Certo, nessuno dei tre paesi si è ancora posto il problema di riconoscere il governo talebano – a dimostrazione che sono sostanzialmente fake news quelle che accusano Russia e Cina di essere state, insieme al Pakistan, i principali sponsor dei talebani. Del resto la Cina ha mantenuto fino all’ultimo aperti i rapporti diplomatici con entrambi i contendenti, anche perché la principale potenza economica mondiale ha bisogno, in primo luogo, di stabilità per consentirle di consolidare il proprio primato con la costruzione della via della seta. Anzi, uno dei fattori principali che ha convinto i governi statunitensi a trattare con in talebani, nonostante le vibranti proteste del governo Ghani, era il fatto che il governo afghano si dimostrava sempre più sensibile agli accordi economici con la Repubblica popolare.

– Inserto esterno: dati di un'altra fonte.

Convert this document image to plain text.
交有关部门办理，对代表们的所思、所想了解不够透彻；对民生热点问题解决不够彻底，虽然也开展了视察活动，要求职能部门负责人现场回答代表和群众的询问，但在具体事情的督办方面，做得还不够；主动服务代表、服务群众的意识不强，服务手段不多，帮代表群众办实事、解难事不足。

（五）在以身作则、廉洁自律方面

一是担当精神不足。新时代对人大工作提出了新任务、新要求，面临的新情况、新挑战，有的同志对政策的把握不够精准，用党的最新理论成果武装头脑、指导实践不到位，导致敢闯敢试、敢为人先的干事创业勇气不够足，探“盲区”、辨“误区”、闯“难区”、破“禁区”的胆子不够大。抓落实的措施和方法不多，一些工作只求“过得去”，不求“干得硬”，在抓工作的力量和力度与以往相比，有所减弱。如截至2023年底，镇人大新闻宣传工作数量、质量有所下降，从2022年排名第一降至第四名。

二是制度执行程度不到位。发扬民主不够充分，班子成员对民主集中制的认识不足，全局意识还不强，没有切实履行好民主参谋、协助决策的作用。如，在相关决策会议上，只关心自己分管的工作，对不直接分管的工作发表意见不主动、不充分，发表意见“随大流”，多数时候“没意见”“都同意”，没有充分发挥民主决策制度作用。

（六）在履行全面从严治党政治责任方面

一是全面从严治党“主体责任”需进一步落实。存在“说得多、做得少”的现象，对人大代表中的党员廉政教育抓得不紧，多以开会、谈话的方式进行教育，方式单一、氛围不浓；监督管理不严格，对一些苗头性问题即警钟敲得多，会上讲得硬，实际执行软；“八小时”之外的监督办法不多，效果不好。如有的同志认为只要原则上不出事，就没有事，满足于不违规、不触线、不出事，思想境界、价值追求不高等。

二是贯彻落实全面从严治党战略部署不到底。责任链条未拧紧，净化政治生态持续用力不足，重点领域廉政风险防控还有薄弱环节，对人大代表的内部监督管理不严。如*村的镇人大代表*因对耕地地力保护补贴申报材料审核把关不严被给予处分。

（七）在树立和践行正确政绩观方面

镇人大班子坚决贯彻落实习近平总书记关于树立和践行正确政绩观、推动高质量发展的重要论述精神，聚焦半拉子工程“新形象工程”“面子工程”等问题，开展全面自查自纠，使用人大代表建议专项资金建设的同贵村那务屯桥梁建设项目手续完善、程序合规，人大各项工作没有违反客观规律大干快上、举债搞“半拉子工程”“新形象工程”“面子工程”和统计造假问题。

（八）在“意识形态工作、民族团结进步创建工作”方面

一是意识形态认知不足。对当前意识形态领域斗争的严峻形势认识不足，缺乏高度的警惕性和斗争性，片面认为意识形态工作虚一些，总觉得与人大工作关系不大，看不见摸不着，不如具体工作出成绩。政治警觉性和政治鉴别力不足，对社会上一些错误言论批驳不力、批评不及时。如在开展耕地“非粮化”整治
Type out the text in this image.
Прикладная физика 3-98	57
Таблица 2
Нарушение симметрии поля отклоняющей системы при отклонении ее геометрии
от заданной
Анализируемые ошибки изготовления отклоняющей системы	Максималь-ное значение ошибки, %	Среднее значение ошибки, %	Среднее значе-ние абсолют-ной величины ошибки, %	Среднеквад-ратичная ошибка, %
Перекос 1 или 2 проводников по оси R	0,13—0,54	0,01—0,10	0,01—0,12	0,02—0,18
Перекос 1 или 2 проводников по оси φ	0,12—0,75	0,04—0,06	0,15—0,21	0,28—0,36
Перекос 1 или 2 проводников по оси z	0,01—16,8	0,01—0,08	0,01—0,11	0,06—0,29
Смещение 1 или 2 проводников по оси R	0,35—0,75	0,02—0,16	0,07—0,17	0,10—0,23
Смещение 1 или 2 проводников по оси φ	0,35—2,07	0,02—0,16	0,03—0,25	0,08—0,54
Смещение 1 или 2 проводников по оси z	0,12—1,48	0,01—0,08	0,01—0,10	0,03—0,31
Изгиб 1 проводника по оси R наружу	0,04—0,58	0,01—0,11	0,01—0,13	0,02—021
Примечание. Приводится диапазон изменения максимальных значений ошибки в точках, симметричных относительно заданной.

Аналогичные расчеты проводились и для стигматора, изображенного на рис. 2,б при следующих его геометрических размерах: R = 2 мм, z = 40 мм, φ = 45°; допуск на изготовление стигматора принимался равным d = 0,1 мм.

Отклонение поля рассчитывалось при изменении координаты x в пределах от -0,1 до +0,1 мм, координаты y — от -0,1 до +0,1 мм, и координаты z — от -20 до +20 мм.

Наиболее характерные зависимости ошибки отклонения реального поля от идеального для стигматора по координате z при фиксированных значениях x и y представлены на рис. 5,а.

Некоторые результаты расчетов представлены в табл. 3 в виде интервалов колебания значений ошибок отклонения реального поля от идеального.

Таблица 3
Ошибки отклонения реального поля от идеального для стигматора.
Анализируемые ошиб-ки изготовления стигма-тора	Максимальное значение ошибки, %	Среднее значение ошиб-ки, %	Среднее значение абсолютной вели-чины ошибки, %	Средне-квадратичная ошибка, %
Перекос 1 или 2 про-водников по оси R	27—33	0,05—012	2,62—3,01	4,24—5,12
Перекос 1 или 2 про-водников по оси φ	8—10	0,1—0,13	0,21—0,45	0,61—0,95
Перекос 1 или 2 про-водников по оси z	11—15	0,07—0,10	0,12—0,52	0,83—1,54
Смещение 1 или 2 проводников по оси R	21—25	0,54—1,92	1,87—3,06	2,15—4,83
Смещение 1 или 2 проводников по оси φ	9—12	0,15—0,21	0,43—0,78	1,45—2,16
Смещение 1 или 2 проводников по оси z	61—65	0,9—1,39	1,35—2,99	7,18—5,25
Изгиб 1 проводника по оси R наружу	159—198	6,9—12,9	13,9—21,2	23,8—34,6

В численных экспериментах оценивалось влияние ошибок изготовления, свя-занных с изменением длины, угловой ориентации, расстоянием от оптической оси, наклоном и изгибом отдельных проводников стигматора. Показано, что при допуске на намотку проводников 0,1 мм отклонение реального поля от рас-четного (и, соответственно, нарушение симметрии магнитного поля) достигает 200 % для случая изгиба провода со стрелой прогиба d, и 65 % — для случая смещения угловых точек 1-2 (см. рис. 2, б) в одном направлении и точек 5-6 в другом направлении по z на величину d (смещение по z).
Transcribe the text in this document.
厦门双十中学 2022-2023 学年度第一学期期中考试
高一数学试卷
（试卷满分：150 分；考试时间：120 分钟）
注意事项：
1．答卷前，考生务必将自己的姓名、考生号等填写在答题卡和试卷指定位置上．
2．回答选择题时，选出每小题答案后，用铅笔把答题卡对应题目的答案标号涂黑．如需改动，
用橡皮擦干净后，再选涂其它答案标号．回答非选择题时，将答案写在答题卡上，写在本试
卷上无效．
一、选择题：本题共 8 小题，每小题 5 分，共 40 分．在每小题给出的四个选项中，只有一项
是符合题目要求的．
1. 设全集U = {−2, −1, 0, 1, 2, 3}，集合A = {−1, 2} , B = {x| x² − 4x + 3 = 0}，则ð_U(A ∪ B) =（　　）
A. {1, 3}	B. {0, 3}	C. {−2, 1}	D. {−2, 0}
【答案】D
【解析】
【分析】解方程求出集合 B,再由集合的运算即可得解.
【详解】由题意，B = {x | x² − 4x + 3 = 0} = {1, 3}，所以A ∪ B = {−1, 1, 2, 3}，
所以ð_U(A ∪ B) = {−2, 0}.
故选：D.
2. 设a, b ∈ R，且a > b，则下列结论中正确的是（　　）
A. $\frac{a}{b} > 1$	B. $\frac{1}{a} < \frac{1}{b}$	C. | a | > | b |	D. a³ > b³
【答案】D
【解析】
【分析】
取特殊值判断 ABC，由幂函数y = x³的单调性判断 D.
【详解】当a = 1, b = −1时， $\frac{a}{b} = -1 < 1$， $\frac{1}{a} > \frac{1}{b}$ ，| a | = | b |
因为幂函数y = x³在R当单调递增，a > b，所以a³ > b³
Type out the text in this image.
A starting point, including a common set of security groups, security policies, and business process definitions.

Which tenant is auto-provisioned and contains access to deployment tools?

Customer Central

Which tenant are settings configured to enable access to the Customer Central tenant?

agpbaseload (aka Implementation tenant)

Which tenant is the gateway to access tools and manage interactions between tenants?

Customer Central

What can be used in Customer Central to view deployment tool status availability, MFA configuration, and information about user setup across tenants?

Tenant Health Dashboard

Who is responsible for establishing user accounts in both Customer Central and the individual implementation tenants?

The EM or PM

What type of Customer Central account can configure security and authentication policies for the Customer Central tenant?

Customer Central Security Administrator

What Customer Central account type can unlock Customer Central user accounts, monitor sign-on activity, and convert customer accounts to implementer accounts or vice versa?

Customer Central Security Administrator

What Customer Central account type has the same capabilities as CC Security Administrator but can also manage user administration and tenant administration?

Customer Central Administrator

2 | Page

Patetiche e palesemente fake news sono state le giustificazioni messe rapidamente in piedi dalla leadership degli Stati Uniti per cercare di giustificare questa davvero misera conclusione della guerra in Afghanistan. Buttando letteralmente alle ortiche la narrazione ufficiale utilizzata ripetutamente negli ultimi anni per giustificare rovesci di governi non allineati o aggressioni a paesi oggettivamente antimperialisti, i massimi dirigenti statunitensi hanno ripetuto all’unisono di non essere intervenuti in Afghanistan per esportare democrazia e diritti umani, ma piuttosto per sconfiggere la rete terrorista Al-Qaeda. Una scusa così patentemente falsa, ripetuta dai principali esponenti degli Stati Uniti, dimostra lo stato confusionale in cui si trova la principale potenza mondiale, dopo questa catastrofica figuraccia fatta sul piano globale. Peraltro tale magra figura rischia di avere effetti catastrofici, dal momento che il signoraggio del dollaro – che mantiene in vita il paese più indebitato a livello globale – si regge sul fatto che gli Stati Uniti sono divenuti, dopo la controrivoluzione in Urss, l’unica grande potenza militare sul piano internazionale (sebbene la crescente alleanza fra Russia, Cina, Iran e Venezuela la metta sempre più pericolosamente in discussione, rendendo decisiva la tenuta della Nato). Non si può certo ignorare che l’invasione dell’Afghanistan, oltre a rafforzare a medio termine il dominio dei talebani – ora di fatto esteso all’intero paese – non ha significativamente danneggiato la Rete terroristica, che ha trovato prontamente rifugio in Pakistan, con il suo leader massimo per anni comodamente alloggiato a due passi dalla grande base militare statunitense in questo storico alleato. Senza contare che Al-Qaeda, dopo l’occupazione dell’Afghanistan, ha davvero conosciuto una espansione a livello globale, non solo in Medio Oriente – anche in paesi dove non aveva avuto nessun ruolo in capitolo – ma in una parte sempre più ampia della stessa Africa, al di là della capacità di colpire con attentati all’interno di un po’ tutti i paesi imperialisti. A ciò occorre aggiungere che proprio da Al-Quaeda si è staccata la costola dell’Isis, presto individuato come il più temibile e sanguinario gruppo terroristico sul piano internazionale, che rischia di divenire – anche in Afghanistan – il principale competitore dei talebani.